Font, Glasnamullen, Co. Wicklow
Co. Wicklow |
Religious Objects
Beside a church site in Glasnamullen, County Wicklow, there sits a block of granite whose precise purpose has never been fully resolved.
It is hexagonal in plan, measuring roughly 73 centimetres long and 66 centimetres wide, and its upper surface has been worked into a shallow sub-rectangular basin. That basin is the crux of the puzzle: it holds no drainage hole, which is unusual if the object was intended as a baptismal font, since fonts were typically designed to allow water to be emptied after use. The absence of that small but functional detail has left open the possibility that the stone served instead as a cross-base, a socketed plinth into which a standing stone cross would have been set.

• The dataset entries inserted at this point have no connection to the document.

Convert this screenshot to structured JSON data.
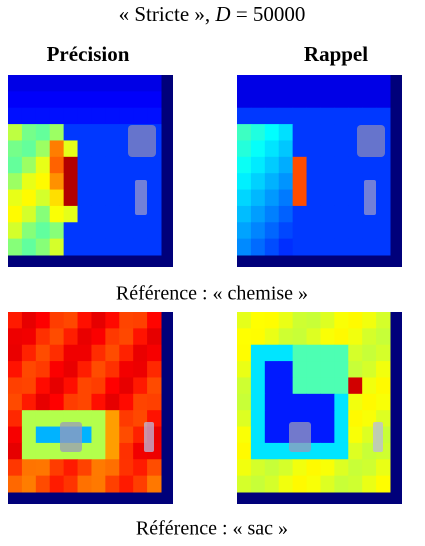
{
  "title": {
    "text": "« Stricte »,",
    "variable": "D",
    "equation": "= 50000"
  },
  "columns": [
    "Précision",
    "Rappel"
  ],
  "captions": [
    "Référence : « chemise »",
    "Référence : « sac »"
  ]
}
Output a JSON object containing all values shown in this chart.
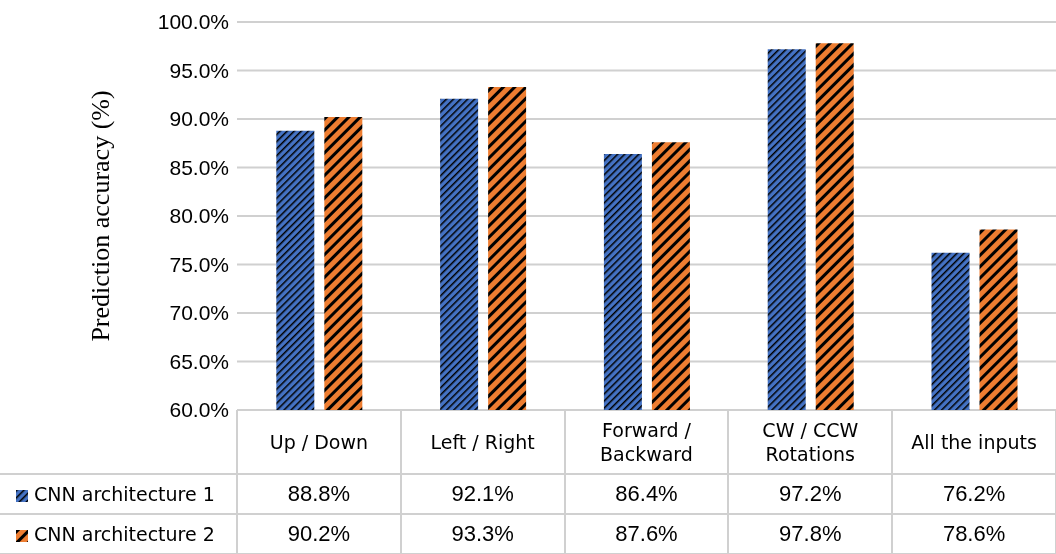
{
  "chart_data": {
    "type": "bar",
    "ylabel": "Prediction accuracy (%)",
    "categories": [
      "Up / Down",
      "Left / Right",
      "Forward / Backward",
      "CW / CCW Rotations",
      "All the inputs"
    ],
    "series": [
      {
        "name": "CNN architecture 1",
        "color": "#4472c4",
        "values": [
          88.8,
          92.1,
          86.4,
          97.2,
          76.2
        ],
        "value_labels": [
          "88.8%",
          "92.1%",
          "86.4%",
          "97.2%",
          "76.2%"
        ]
      },
      {
        "name": "CNN architecture 2",
        "color": "#ed7d31",
        "values": [
          90.2,
          93.3,
          87.6,
          97.8,
          78.6
        ],
        "value_labels": [
          "90.2%",
          "93.3%",
          "87.6%",
          "97.8%",
          "78.6%"
        ]
      }
    ],
    "ylim": [
      60,
      100
    ],
    "yticks": [
      {
        "value": 60,
        "label": "60.0%"
      },
      {
        "value": 65,
        "label": "65.0%"
      },
      {
        "value": 70,
        "label": "70.0%"
      },
      {
        "value": 75,
        "label": "75.0%"
      },
      {
        "value": 80,
        "label": "80.0%"
      },
      {
        "value": 85,
        "label": "85.0%"
      },
      {
        "value": 90,
        "label": "90.0%"
      },
      {
        "value": 95,
        "label": "95.0%"
      },
      {
        "value": 100,
        "label": "100.0%"
      }
    ],
    "grid": "y",
    "legend": "bottom"
  }
}
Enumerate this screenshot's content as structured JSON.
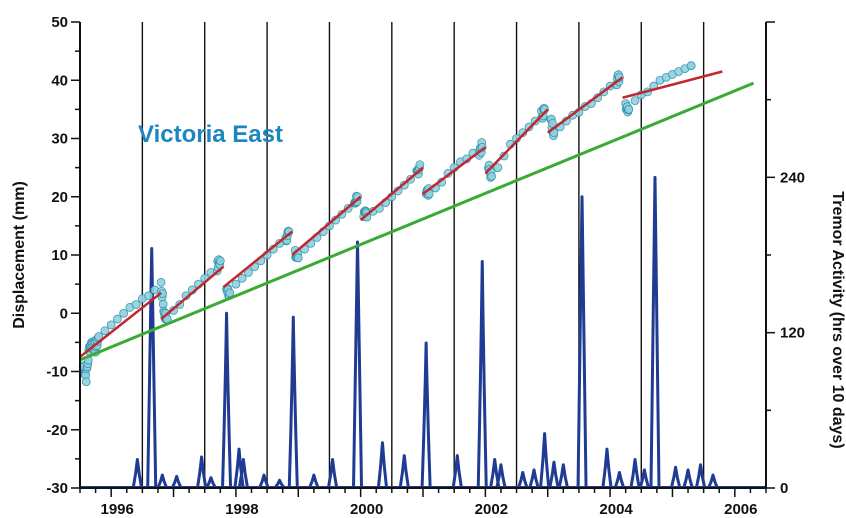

Objects of this kind are not uncommon in early Irish ecclesiastical contexts, where the boundary between functional liturgical furniture and devotional sculpture could be blurry. A font, in its simplest form, is a vessel for holding the water used in baptism; a cross-base is structurally similar but serves as an anchor rather than a receptacle. The difficulty with this particular stone is that its basin is too shallow and irregular to function convincingly as either in the most clear-cut sense. It sits at a depth of between four and eleven centimetres, which suggests the hollowing was deliberate but modest. Whether the original cross or superstructure that might have explained its purpose has long since been lost, or whether the stone was always something of a hybrid form, is not known.